Hamas is asking for this omission to be rectified. In asymmetrical negotiations between parties of such different political weight and military strength, it is not surprising that the party with almost no cards to play wants to know what is on the table before they begin to show their hand. If this is done, Hamas has said that it is able to deal with reality of Israel in the course of this process. Indeed reality would be hard to ignore given that Hamas wants an armistice to be fully negotiated to include, borders, customs, passage and overflights inter alia!

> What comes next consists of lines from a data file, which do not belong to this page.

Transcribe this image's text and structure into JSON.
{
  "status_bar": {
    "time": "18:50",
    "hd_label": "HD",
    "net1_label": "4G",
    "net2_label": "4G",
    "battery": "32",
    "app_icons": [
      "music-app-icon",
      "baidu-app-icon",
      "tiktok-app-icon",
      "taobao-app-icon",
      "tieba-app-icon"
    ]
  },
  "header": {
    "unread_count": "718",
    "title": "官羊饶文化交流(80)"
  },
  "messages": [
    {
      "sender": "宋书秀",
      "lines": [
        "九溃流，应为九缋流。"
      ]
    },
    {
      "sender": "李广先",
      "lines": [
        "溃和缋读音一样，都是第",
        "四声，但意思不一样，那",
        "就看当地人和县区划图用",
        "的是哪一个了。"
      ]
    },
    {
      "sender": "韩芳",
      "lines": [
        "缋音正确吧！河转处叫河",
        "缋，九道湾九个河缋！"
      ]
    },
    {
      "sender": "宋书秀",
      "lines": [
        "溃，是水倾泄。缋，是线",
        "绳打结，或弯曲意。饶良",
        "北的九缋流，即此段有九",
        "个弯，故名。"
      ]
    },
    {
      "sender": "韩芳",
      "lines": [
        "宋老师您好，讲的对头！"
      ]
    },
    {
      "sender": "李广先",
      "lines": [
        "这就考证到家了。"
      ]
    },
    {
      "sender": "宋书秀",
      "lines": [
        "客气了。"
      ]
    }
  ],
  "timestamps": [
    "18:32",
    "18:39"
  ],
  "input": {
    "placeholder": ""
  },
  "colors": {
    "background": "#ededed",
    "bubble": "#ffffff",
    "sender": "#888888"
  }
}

Is “recognizing reality” then a short-changing of Israel’s longstanding quest for legitimacy? In one sense it is: It is unlikely that Hamas would ever undertake to say that what happened to Palestinians in ’48 as a result of events that happened earlier in Europe was in some way right or legitimate. They cannot; but the wording does suggest the solution: No observant Jew can deny God’s gift of all the Promised Land to the Jewish people. Jews manage this by dividing time into redeemed time and unredeemed time. In redeemed time, God’s promise will be fulfilled. In unredeemed time, we have to deal with reality, and make compromises. Similarly no observant Muslim can deny the Waqf, the endowment of Arab lands dedicated to Islam, of which Palestine is a part. Thus Hamas can accept reality, but it cannot say that Israel, and the way in which it came into being is somehow “legitimate”.

The solution to resolving the recognition issue, and, incidentally, to putting the political process on the sound footing that it never had, is – as Hamas says – an affirmation of the parameters of the State to which Palestinians have the right to aspire.

This should not be impossible obstacle to anyone with the courage to give a lead. President Bush in his speech of 26 May 2005 in the Rose Garden at the White House said that the Armistice line of ’49 should be the basis of talks, and that any change to it can only come about by mutual agreement between the parties. He explicitly indicated to that Jerusalem was to be a part of any arrangement.

Of course the Administration as usual muddied the waters of this statement by providing side letters in a contrary vein to Mr Sharon on settlements, and by repeated references to the Roadmap which provides for a Palestinian State initially on provisional borders. But why not pocket Bush’s statement? Why should Europe not take the lead on this issue? It is Europe that recently has been bearing the brunt of Muslim anger in the Region. It is Europe that has 20 million Muslims living here. It is our neighbourhood: someone needs to break the mould – Hamas is right not to recognize reality - until Europe recognizes the reality too of needing to correct this omission by outlining what is a future Palestinian State.

* Alastair Crooke is director of Conflicts Forum ( He was formerly an European Union mediator who negotiated with Hamas and other Palestinian factions. He has just returned from holding a further round of talks with Hamas in the light of their election win

1 comment:

William said...

The key point in many ways - is who is up a creek without a paddle over Hamas' failure to recognise Israel? Answer: The Western World for whom this represents a major setback. Hamas themselves have little to loose - they will not be blamed by the Palestinian street for the withdrawal of Western funding.